Trust People to be Themselves
If you have been hurt in a relationship before, you probably are wary about opening yourself up again. You may be one of those individuals who says, “I tired building trust with others and then I got cheated on so…” or “trust isn’t worth giving to anyone honestly.” I would challenge these people to consider the ways they trust others in small ways in their life every day. For example, you trust your doctor/hair stylist/dentist/ will be in when you show up for your appointment. You trust that your parents will be annoying at thanksgiving. You trust that your teacher will administer an exam when its scheduled. You trust that your friend who forgets to shower may smell when you hang out. If you are starting to see a theme in the examples here, then you may begin to understand my point. People do as they do. There are patterns in their behavior that are consistent so you place faith in the probability that it will continue (with exceptions of course). Sometimes people try to change bad behaviors and if they fail at it, don’t take it personally. You can trust that quitting bad habits is a hard thing to do and that people falter at it along thee way.
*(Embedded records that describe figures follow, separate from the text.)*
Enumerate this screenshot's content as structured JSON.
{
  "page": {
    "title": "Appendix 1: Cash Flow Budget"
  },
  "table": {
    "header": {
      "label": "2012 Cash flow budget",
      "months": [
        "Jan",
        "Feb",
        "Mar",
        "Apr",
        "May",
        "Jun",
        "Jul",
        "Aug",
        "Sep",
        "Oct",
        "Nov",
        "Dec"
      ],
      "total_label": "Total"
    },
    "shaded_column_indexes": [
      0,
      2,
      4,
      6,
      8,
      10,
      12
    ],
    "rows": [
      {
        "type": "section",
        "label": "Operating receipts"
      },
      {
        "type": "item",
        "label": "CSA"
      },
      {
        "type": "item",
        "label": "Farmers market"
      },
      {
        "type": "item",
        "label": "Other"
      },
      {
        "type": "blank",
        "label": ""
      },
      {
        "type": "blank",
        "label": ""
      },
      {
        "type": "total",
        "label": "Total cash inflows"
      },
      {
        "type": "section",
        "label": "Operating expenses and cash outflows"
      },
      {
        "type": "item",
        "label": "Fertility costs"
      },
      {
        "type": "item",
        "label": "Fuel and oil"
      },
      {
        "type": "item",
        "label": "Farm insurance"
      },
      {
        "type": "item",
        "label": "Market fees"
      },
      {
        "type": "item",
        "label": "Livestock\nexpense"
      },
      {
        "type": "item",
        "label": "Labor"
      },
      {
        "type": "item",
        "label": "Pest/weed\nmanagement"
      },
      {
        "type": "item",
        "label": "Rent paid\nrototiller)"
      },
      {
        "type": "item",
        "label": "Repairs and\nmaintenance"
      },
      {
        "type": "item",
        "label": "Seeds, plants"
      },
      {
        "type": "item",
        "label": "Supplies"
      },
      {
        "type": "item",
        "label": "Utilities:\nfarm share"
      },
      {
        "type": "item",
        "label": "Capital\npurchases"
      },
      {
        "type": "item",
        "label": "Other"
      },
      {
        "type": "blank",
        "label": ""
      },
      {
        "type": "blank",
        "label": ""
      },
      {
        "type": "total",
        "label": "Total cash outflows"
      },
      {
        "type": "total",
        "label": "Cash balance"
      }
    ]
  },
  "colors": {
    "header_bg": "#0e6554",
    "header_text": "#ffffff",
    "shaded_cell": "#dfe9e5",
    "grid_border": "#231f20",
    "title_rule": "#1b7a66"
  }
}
Surround Yourself with People who have Similar Values
Since people do as they do and you can trust them to do as they do, then pick someone with similar values to your own. For example, if you value honesty, integrity, and monogamy, then find someone who also values it. Talk about your values with this person and see if they also feel strongly about it. You may start to get a sense of whether you can place trust in this individual. If they live by their principals in the same way that you do, then you are less likely to get hurt. Unfortunately, there are deceptive people out there (The Betrayers) who can fool you. If you place your trust in someone and they betray you, then you have been “covered in sap” on your way up the tree in pursuit of the “wonderful view,” but that does not mean you should “spend your time alone and indoors, where it is harder to get a splinter” (see quote at the top). Furthermore, sometimes people who are trust worthy make a terrible mistake and it’s worth trying to rebuild that trust with them. This is where therapy can help.